With no Japanese film title, Hamaguchi was on a tightrope using one of Jean-Luc Godard's well-received work "PASSION" as his film title, showing his confidence and ambition to his graduation project. Jean-Luc Godard's "PASSION" narrated the somberness and suffering of love and work, whilst Hamaguchi's "PASSION" expressed the complex, unspoken and contradictory feelings between a young couple. Different from Godard but similar to Cassavetes, Hamaguchi tended to be explicit in his delivery of the unstable and extreme love and relationships between male and female – nerve-racking yet real. Though cinephilia can unquestionably spot the rhythm and spirituality of Cassavetes's two notable works "Husband" and "Love Streams", Hamaguchi's recognizable directorial style: a widely use of unpleasant yet real and cruel dialogs, the capture of instant and eternity, close-up of cinematic faces, has been inherited in this film. Influenced by Casssavetes Hamaguchi, Hamaguchi depicted the irrepressible affection in the dark at night; whilst similar to Edward Yang, Hamaguchi also observed the love relationship in the metropolitan space. Two contradictory shooting style blended perfectly in a film, turning out to be truly impressive.
"Happy Hour" – "The Best Moment of Her Life" is a film full of miracles. The depiction of ordinary everyday life is far more complicated through the lens of Hamaguchi. We could never imagine what would happen next on the four female leads, allured by the development of the film bringing us to another unknown world until it paid off. If Hamaguchi aims to express his distrust and sarcasm on engaged couples aged before 30 in "PASSION", with no doubt, he expresses his certainty and relief on married couples heading into their 40s who live with no passion and sincerity but contradiction and hypocrisy in "Happy Hour" – "The Best Moment of Her Life". Within these 317 minutes, despite the number of actors/actresses in one scene – either one or two people, the scenes were then full of dialogs and monologs. Here, extravagant shooting style became unnecessary. Savvy director Hamaguchi, who is an expert of Eric Rohmer's works, knows the best of dialogs making the film fantastic. What's more, with his best use of silence scenes, the attention is shifted from dialogs to the power and strength of lens in his works. Hamaguchi is a director who holds all the correct beliefs that the accumulation of unnoticeable and quotidian use of lens can produce absolutely beautiful cinematography. Even though there are no glamorous pictures and dramatic storylines, the uniqueness of films are brightly and lively captivated in Hamaguchi's works every second, every minute.
It has been said for the 21st century at the 15 year mark, film production in its origin by 120 years should also have entered a new century. Many people have their own reasons to insist in the old style and method in film production, distribution and promotion, and unfortunately, these film produced in the old system were often scarified.

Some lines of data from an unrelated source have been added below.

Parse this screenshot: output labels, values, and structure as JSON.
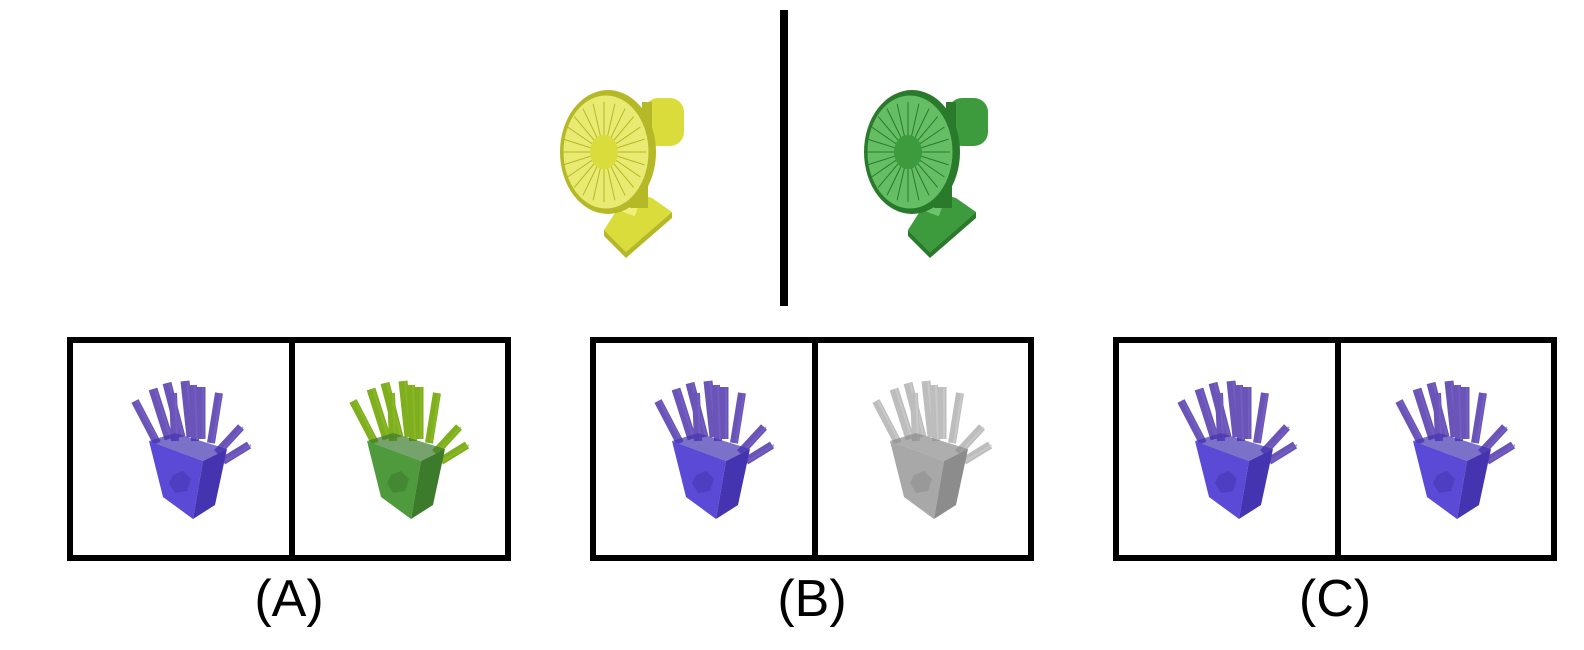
{
  "question": {
    "example_pair": {
      "left": {
        "object": "fan",
        "color_name": "yellow",
        "body": "#d9dc3a",
        "shade": "#b5b827",
        "light": "#eef07a"
      },
      "right": {
        "object": "fan",
        "color_name": "green",
        "body": "#3d9a3d",
        "shade": "#2a7a2c",
        "light": "#6cc46a"
      }
    }
  },
  "options": [
    {
      "label": "(A)",
      "left": {
        "object": "fries",
        "color_name": "purple",
        "body": "#5b4ad6",
        "shade": "#4434b0",
        "light": "#7a63c8",
        "stick": "#6a54b8"
      },
      "right": {
        "object": "fries",
        "color_name": "green",
        "body": "#4f9a3c",
        "shade": "#3c7a2c",
        "light": "#8fbf2a",
        "stick": "#7fae1e"
      }
    },
    {
      "label": "(B)",
      "left": {
        "object": "fries",
        "color_name": "purple",
        "body": "#5b4ad6",
        "shade": "#4434b0",
        "light": "#7a63c8",
        "stick": "#6a54b8"
      },
      "right": {
        "object": "fries",
        "color_name": "gray",
        "body": "#a8a8a8",
        "shade": "#8c8c8c",
        "light": "#d0d0d0",
        "stick": "#bdbdbd"
      }
    },
    {
      "label": "(C)",
      "left": {
        "object": "fries",
        "color_name": "purple",
        "body": "#5b4ad6",
        "shade": "#4434b0",
        "light": "#7a63c8",
        "stick": "#6a54b8"
      },
      "right": {
        "object": "fries",
        "color_name": "purple",
        "body": "#5b4ad6",
        "shade": "#4434b0",
        "light": "#7a63c8",
        "stick": "#6a54b8"
      }
    }
  ]
}
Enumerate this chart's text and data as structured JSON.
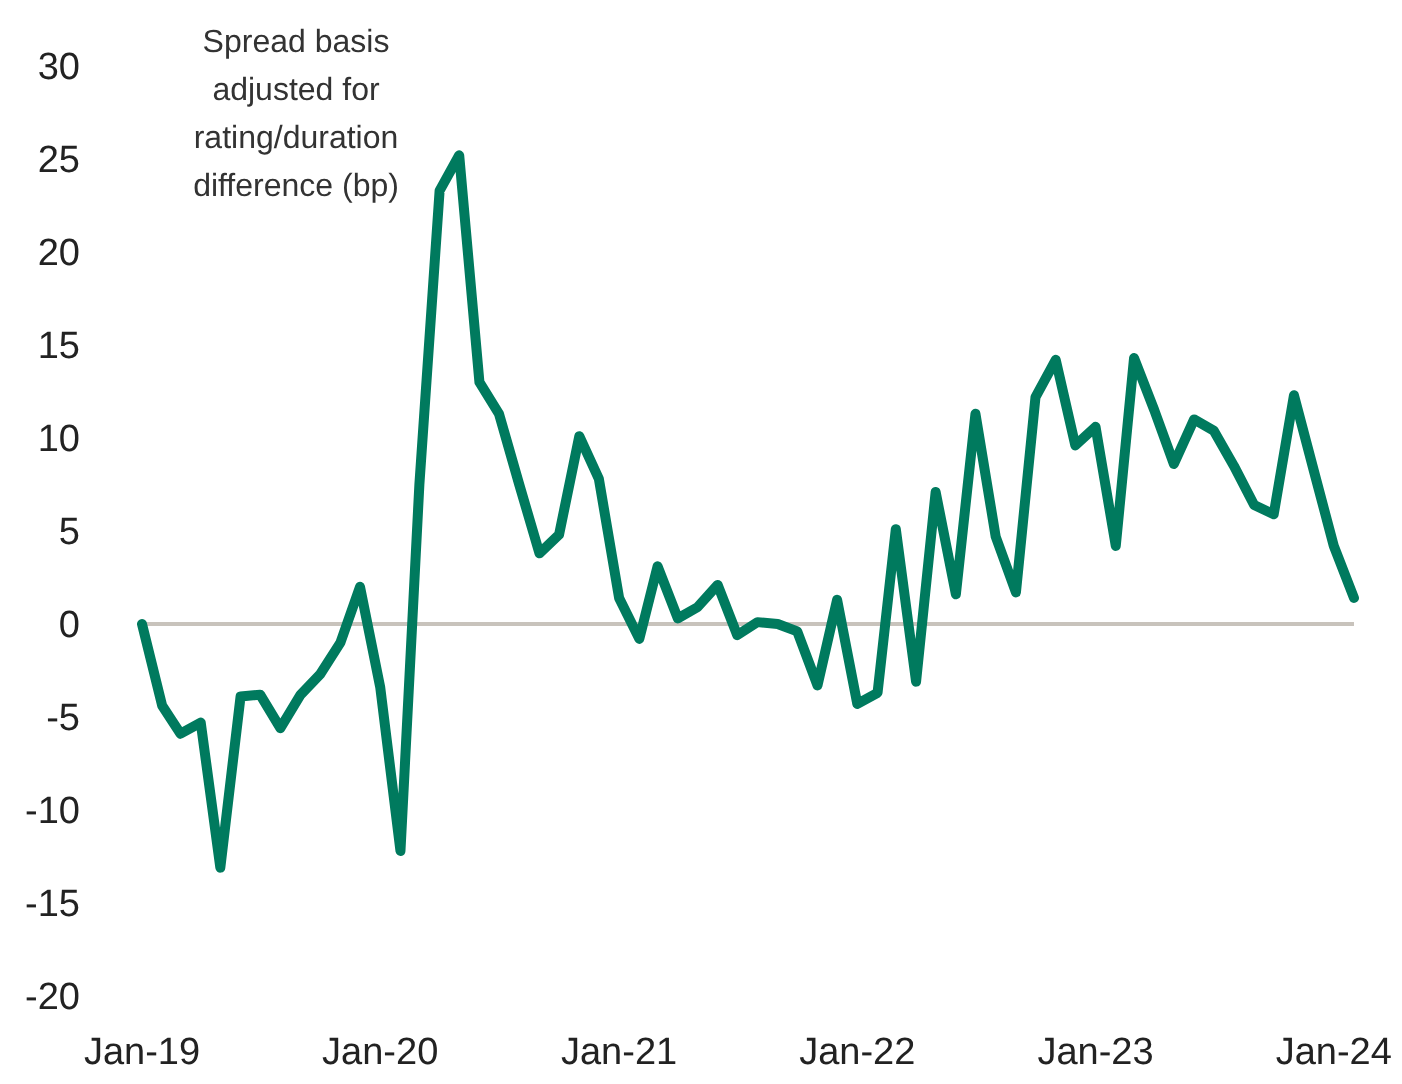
{
  "chart_data": {
    "type": "line",
    "ylabel": "Spread basis adjusted for rating/duration difference (bp)",
    "x": [
      "2019-01",
      "2019-02",
      "2019-03",
      "2019-04",
      "2019-05",
      "2019-06",
      "2019-07",
      "2019-08",
      "2019-09",
      "2019-10",
      "2019-11",
      "2019-12",
      "2020-01",
      "2020-02",
      "2020-03",
      "2020-04",
      "2020-05",
      "2020-06",
      "2020-07",
      "2020-08",
      "2020-09",
      "2020-10",
      "2020-11",
      "2020-12",
      "2021-01",
      "2021-02",
      "2021-03",
      "2021-04",
      "2021-05",
      "2021-06",
      "2021-07",
      "2021-08",
      "2021-09",
      "2021-10",
      "2021-11",
      "2021-12",
      "2022-01",
      "2022-02",
      "2022-03",
      "2022-04",
      "2022-05",
      "2022-06",
      "2022-07",
      "2022-08",
      "2022-09",
      "2022-10",
      "2022-11",
      "2022-12",
      "2023-01",
      "2023-02",
      "2023-03",
      "2023-04",
      "2023-05",
      "2023-06",
      "2023-07",
      "2023-08",
      "2023-09",
      "2023-10",
      "2023-11",
      "2023-12",
      "2024-01",
      "2024-02"
    ],
    "series": [
      {
        "color": "#007a5e",
        "values": [
          0,
          -4.4,
          -5.9,
          -5.3,
          -13.1,
          -3.9,
          -3.8,
          -5.6,
          -3.8,
          -2.7,
          -1.0,
          2.0,
          -3.4,
          -12.2,
          7.5,
          23.3,
          25.2,
          13.0,
          11.3,
          7.5,
          3.8,
          4.8,
          10.1,
          7.8,
          1.4,
          -0.8,
          3.1,
          0.3,
          0.9,
          2.1,
          -0.6,
          0.1,
          0,
          -0.4,
          -3.3,
          1.3,
          -4.3,
          -3.7,
          5.1,
          -3.1,
          7.1,
          1.6,
          11.3,
          4.7,
          1.7,
          12.2,
          14.2,
          9.6,
          10.6,
          4.2,
          14.3,
          11.5,
          8.6,
          11.0,
          10.4,
          8.5,
          6.4,
          5.9,
          12.3,
          8.3,
          4.2,
          1.4
        ]
      }
    ],
    "xlim": [
      "2019-01",
      "2024-02"
    ],
    "xticks": [
      {
        "value": "2019-01",
        "label": "Jan-19"
      },
      {
        "value": "2020-01",
        "label": "Jan-20"
      },
      {
        "value": "2021-01",
        "label": "Jan-21"
      },
      {
        "value": "2022-01",
        "label": "Jan-22"
      },
      {
        "value": "2023-01",
        "label": "Jan-23"
      },
      {
        "value": "2024-01",
        "label": "Jan-24"
      }
    ],
    "ylim": [
      -20,
      30
    ],
    "yticks": [
      -20,
      -15,
      -10,
      -5,
      0,
      5,
      10,
      15,
      20,
      25,
      30
    ],
    "ref_lines": [
      {
        "axis": "y",
        "value": 0,
        "color": "#c8c3bc"
      }
    ],
    "grid": false,
    "marker": "none",
    "line_style": "solid"
  }
}
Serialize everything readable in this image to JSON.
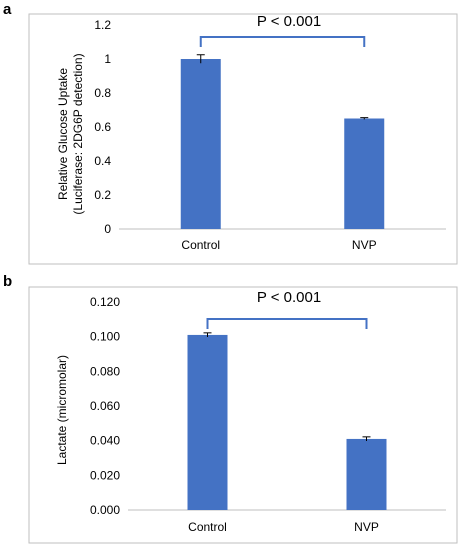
{
  "panels": [
    {
      "label": "a",
      "significance": "P < 0.001",
      "ylabel_line1": "Relative Glucose Uptake",
      "ylabel_line2": "(Luciferase: 2DG6P detection)"
    },
    {
      "label": "b",
      "significance": "P < 0.001",
      "ylabel": "Lactate (micromolar)"
    }
  ],
  "colors": {
    "bar": "#4472c4",
    "bracket": "#4472c4",
    "frame": "#bfbfbf",
    "axis": "#bfbfbf",
    "text": "#000000"
  },
  "chart_data": [
    {
      "type": "bar",
      "categories": [
        "Control",
        "NVP"
      ],
      "values": [
        1.0,
        0.65
      ],
      "errors": [
        0.025,
        0.005
      ],
      "ylabel": "Relative Glucose Uptake (Luciferase: 2DG6P detection)",
      "ylim": [
        0,
        1.2
      ],
      "yticks": [
        "0",
        "0.2",
        "0.4",
        "0.6",
        "0.8",
        "1",
        "1.2"
      ],
      "grid": false,
      "legend": "none",
      "annotation": "P < 0.001"
    },
    {
      "type": "bar",
      "categories": [
        "Control",
        "NVP"
      ],
      "values": [
        0.101,
        0.041
      ],
      "errors": [
        0.0012,
        0.0012
      ],
      "ylabel": "Lactate (micromolar)",
      "ylim": [
        0,
        0.12
      ],
      "yticks": [
        "0.000",
        "0.020",
        "0.040",
        "0.060",
        "0.080",
        "0.100",
        "0.120"
      ],
      "grid": false,
      "legend": "none",
      "annotation": "P < 0.001"
    }
  ]
}
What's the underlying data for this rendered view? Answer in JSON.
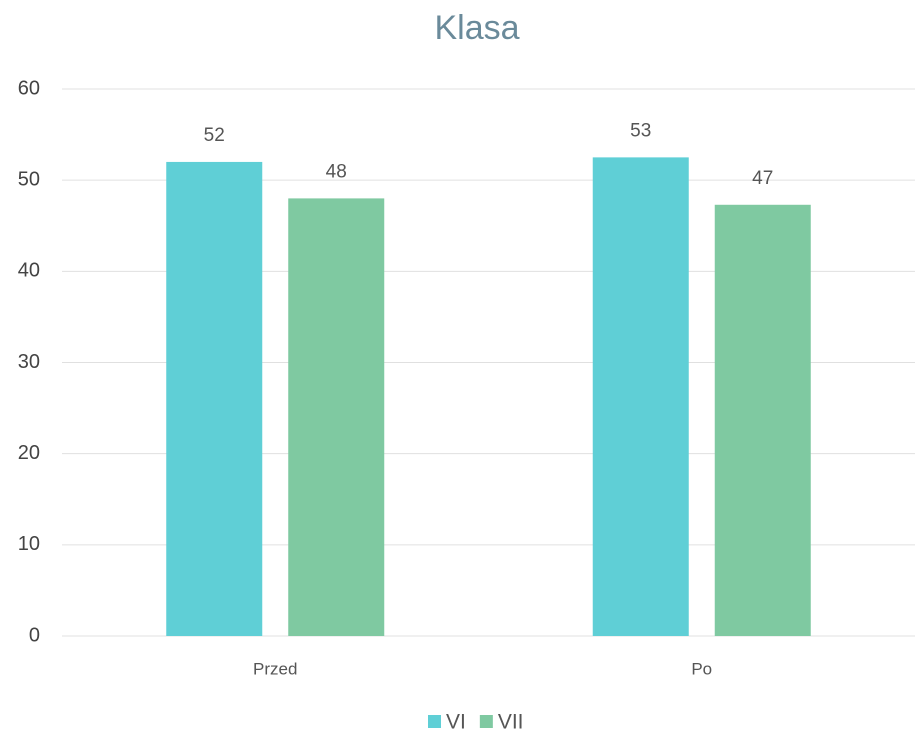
{
  "chart_data": {
    "type": "bar",
    "title": "Klasa",
    "categories": [
      "Przed",
      "Po"
    ],
    "series": [
      {
        "name": "VI",
        "color": "#5fcfd6",
        "values": [
          52,
          52.5
        ],
        "value_labels": [
          "52",
          "53"
        ]
      },
      {
        "name": "VII",
        "color": "#7fc9a1",
        "values": [
          48,
          47.3
        ],
        "value_labels": [
          "48",
          "47"
        ]
      }
    ],
    "ylim": [
      0,
      60
    ],
    "yticks": [
      0,
      10,
      20,
      30,
      40,
      50,
      60
    ],
    "grid": true,
    "legend": "bottom"
  }
}
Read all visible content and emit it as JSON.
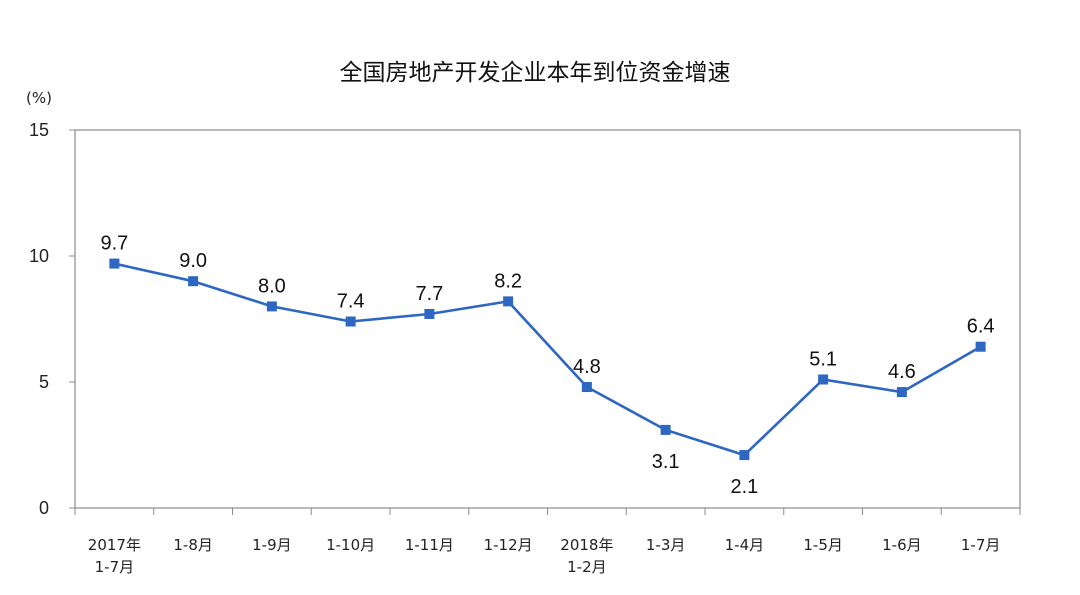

Turning back to Hamaguchi, "Happy Hour" – "The Best Moment of Her Life" is now hitting the box office in Japan with rave reviews. He has not only created a new path for possibility in the film sector, but also allowed other filmmakers to pay critical attention on creativity in film production—this is now the best moment to introduce Ryusuke Hamaguchi to everyone in Hong Kong who works and creates in mainstream and independent film circle.